Letterboxd is about to be more than the place you log your movie obsessions. The platform with more than 20 million members is getting into actual rentals, building a pay-per-view store that leans on the thing it already does best: crowd-powered curation.
What Letterboxd is actually launching
It is a TVOD (transactional video-on-demand) storefront, which means you pay to rent a title, watch it, and move on. The big swing is discovery: instead of burying you in an algorithmic scroll, Letterboxd is turning its community data into shelves that spotlight what people actually want to see, including new voices and movies from all over the world.

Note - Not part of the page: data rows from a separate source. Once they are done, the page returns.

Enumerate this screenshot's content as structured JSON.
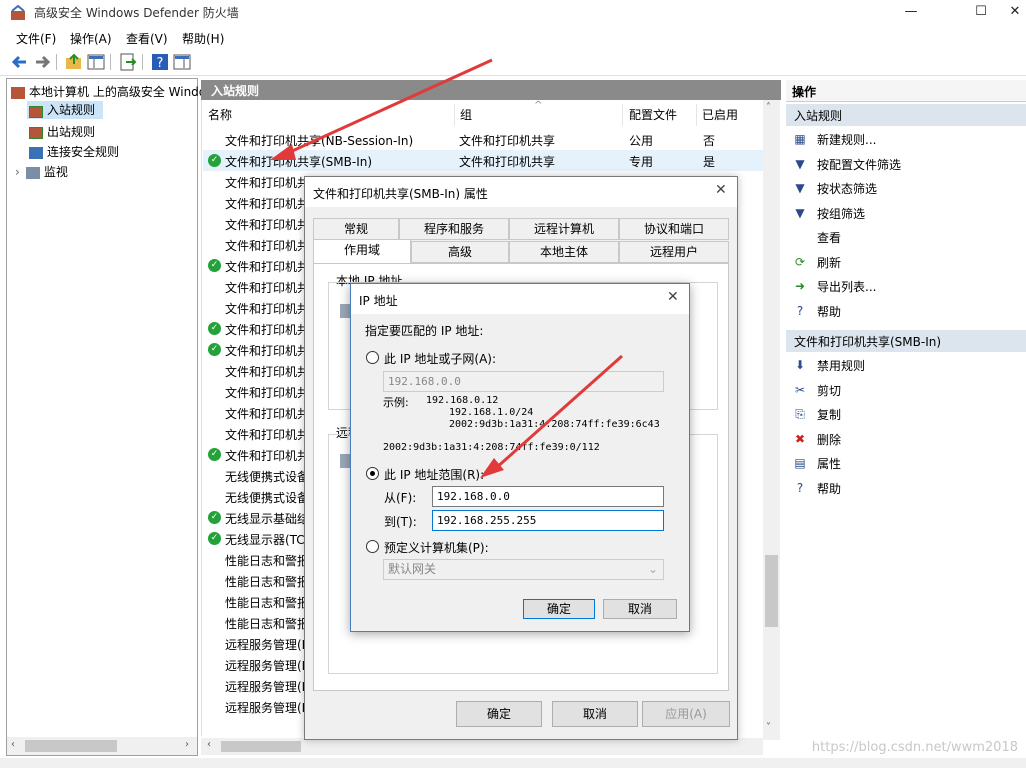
{
  "window": {
    "title": "高级安全 Windows Defender 防火墙",
    "minimize": "—",
    "maximize": "☐",
    "close": "✕"
  },
  "menu": [
    "文件(F)",
    "操作(A)",
    "查看(V)",
    "帮助(H)"
  ],
  "tree": {
    "root": "本地计算机 上的高级安全 Windows Defender 防火墙",
    "items": [
      "入站规则",
      "出站规则",
      "连接安全规则",
      "监视"
    ]
  },
  "center": {
    "header": "入站规则",
    "columns": [
      "名称",
      "组",
      "配置文件",
      "已启用"
    ],
    "rows": [
      {
        "name": "文件和打印机共享(NB-Session-In)",
        "group": "文件和打印机共享",
        "profile": "公用",
        "enabled": "否",
        "ok": false
      },
      {
        "name": "文件和打印机共享(SMB-In)",
        "group": "文件和打印机共享",
        "profile": "专用",
        "enabled": "是",
        "ok": true
      },
      {
        "name": "文件和打印机共",
        "ok": false
      },
      {
        "name": "文件和打印机共",
        "ok": false
      },
      {
        "name": "文件和打印机共",
        "ok": false
      },
      {
        "name": "文件和打印机共",
        "ok": false
      },
      {
        "name": "文件和打印机共",
        "ok": true
      },
      {
        "name": "文件和打印机共",
        "ok": false
      },
      {
        "name": "文件和打印机共",
        "ok": false
      },
      {
        "name": "文件和打印机共",
        "ok": true
      },
      {
        "name": "文件和打印机共",
        "ok": true
      },
      {
        "name": "文件和打印机共",
        "ok": false
      },
      {
        "name": "文件和打印机共",
        "ok": false
      },
      {
        "name": "文件和打印机共",
        "ok": false
      },
      {
        "name": "文件和打印机共",
        "ok": false
      },
      {
        "name": "文件和打印机共",
        "ok": true
      },
      {
        "name": "无线便携式设备",
        "ok": false
      },
      {
        "name": "无线便携式设备",
        "ok": false
      },
      {
        "name": "无线显示基础结",
        "ok": true
      },
      {
        "name": "无线显示器(TC",
        "ok": true
      },
      {
        "name": "性能日志和警报",
        "ok": false
      },
      {
        "name": "性能日志和警报",
        "ok": false
      },
      {
        "name": "性能日志和警报",
        "ok": false
      },
      {
        "name": "性能日志和警报",
        "ok": false
      },
      {
        "name": "远程服务管理(I",
        "ok": false
      },
      {
        "name": "远程服务管理(I",
        "ok": false
      },
      {
        "name": "远程服务管理(I",
        "ok": false
      },
      {
        "name": "远程服务管理(I",
        "ok": false
      }
    ]
  },
  "actions": {
    "title": "操作",
    "section1": "入站规则",
    "items1": [
      {
        "icon": "new-rule-icon",
        "glyph": "▦",
        "label": "新建规则..."
      },
      {
        "icon": "filter-icon",
        "glyph": "▼",
        "label": "按配置文件筛选"
      },
      {
        "icon": "filter-icon",
        "glyph": "▼",
        "label": "按状态筛选"
      },
      {
        "icon": "filter-icon",
        "glyph": "▼",
        "label": "按组筛选"
      },
      {
        "icon": "",
        "glyph": "",
        "label": "查看"
      },
      {
        "icon": "refresh-icon",
        "glyph": "⟳",
        "label": "刷新"
      },
      {
        "icon": "export-icon",
        "glyph": "➜",
        "label": "导出列表..."
      },
      {
        "icon": "help-icon",
        "glyph": "?",
        "label": "帮助"
      }
    ],
    "section2": "文件和打印机共享(SMB-In)",
    "items2": [
      {
        "icon": "disable-icon",
        "glyph": "⬇",
        "label": "禁用规则"
      },
      {
        "icon": "cut-icon",
        "glyph": "✂",
        "label": "剪切"
      },
      {
        "icon": "copy-icon",
        "glyph": "⎘",
        "label": "复制"
      },
      {
        "icon": "delete-icon",
        "glyph": "✖",
        "label": "删除"
      },
      {
        "icon": "properties-icon",
        "glyph": "▤",
        "label": "属性"
      },
      {
        "icon": "help-icon",
        "glyph": "?",
        "label": "帮助"
      }
    ]
  },
  "props_dialog": {
    "title": "文件和打印机共享(SMB-In) 属性",
    "tabs_row1": [
      "常规",
      "程序和服务",
      "远程计算机",
      "协议和端口"
    ],
    "tabs_row2": [
      "作用域",
      "高级",
      "本地主体",
      "远程用户"
    ],
    "local_ip_label": "本地 IP 地址",
    "remote_label": "远程",
    "ok": "确定",
    "cancel": "取消",
    "apply": "应用(A)"
  },
  "ip_dialog": {
    "title": "IP 地址",
    "prompt": "指定要匹配的 IP 地址:",
    "opt1": "此 IP 地址或子网(A):",
    "opt1_value": "192.168.0.0",
    "example_label": "示例:",
    "examples": [
      "192.168.0.12",
      "192.168.1.0/24",
      "2002:9d3b:1a31:4:208:74ff:fe39:6c43",
      "2002:9d3b:1a31:4:208:74ff:fe39:0/112"
    ],
    "opt2": "此 IP 地址范围(R):",
    "from_label": "从(F):",
    "from_value": "192.168.0.0",
    "to_label": "到(T):",
    "to_value": "192.168.255.255",
    "opt3": "预定义计算机集(P):",
    "opt3_value": "默认网关",
    "ok": "确定",
    "cancel": "取消"
  },
  "watermark": "https://blog.csdn.net/wwm2018",
  "colors": {
    "accent": "#0078d7",
    "arrow": "#e03a3a",
    "header": "#8a8a8a",
    "action_head": "#dce4ee"
  }
}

- Curated shelves built from millions of member watchlists and reviews — selections made by users for users
- No endless algorithm feed; you browse handpicked groupings instead
- Shelves include festival standouts, long-watchlisted titles, restorations and rediscoveries, and limited-time drops
- Rental pricing only; amounts will vary by region
- You can suggest titles for inclusion by tagging them with '#Letterboxd-video-store'
When is this happening?
Letterboxd first floated the Video Store at the Cannes Film Festival. The company recently said it would begin rolling out next month, and now they are calling it an early December 2025 launch. There is still no exact date on the calendar, but the window is set.

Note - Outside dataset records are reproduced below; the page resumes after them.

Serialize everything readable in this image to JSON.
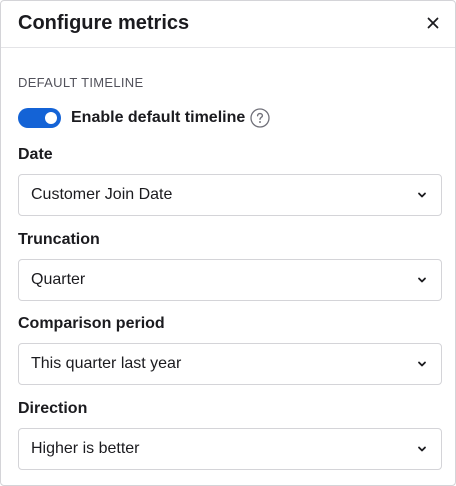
{
  "dialog": {
    "title": "Configure metrics",
    "close_icon": "close-icon"
  },
  "section": {
    "label": "DEFAULT TIMELINE"
  },
  "toggle": {
    "label": "Enable default timeline",
    "enabled": true,
    "accent_color": "#1463d6",
    "help_icon": "help-icon"
  },
  "fields": [
    {
      "label": "Date",
      "value": "Customer Join Date"
    },
    {
      "label": "Truncation",
      "value": "Quarter"
    },
    {
      "label": "Comparison period",
      "value": "This quarter last year"
    },
    {
      "label": "Direction",
      "value": "Higher is better"
    }
  ]
}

'Every day, we see members recommending films to each other, adding to their watchlists and hungry to discover more. Letterboxd Video Store is our way of delivering for those film lovers, creating a dedicated space for films that deserve an audience,' CEO Matthew Buchanan said earlier this year.
Why this could matter
Streaming started as the cheap, ad-free fix for cable and somehow looped right back to rising prices, shrinking libraries, and decision paralysis. A curated rental shop that treats movies like, well, movies — instead of content to fill a queue — could be a welcome reset. Think of it like a digital cousin of the video store era, minus the late fees.
Will it topple the giants? No. Netflix and Disney+ are not going anywhere, even if their choices make people grumpy. But a community-driven storefront that spotlights festival finds, restorations, and long-teased watchlist entries is exactly the kind of pressure release valve film fans have been asking for. If the curation stays sharp and the regional pricing is fair, this could be a genuinely useful add-on to your movie habit.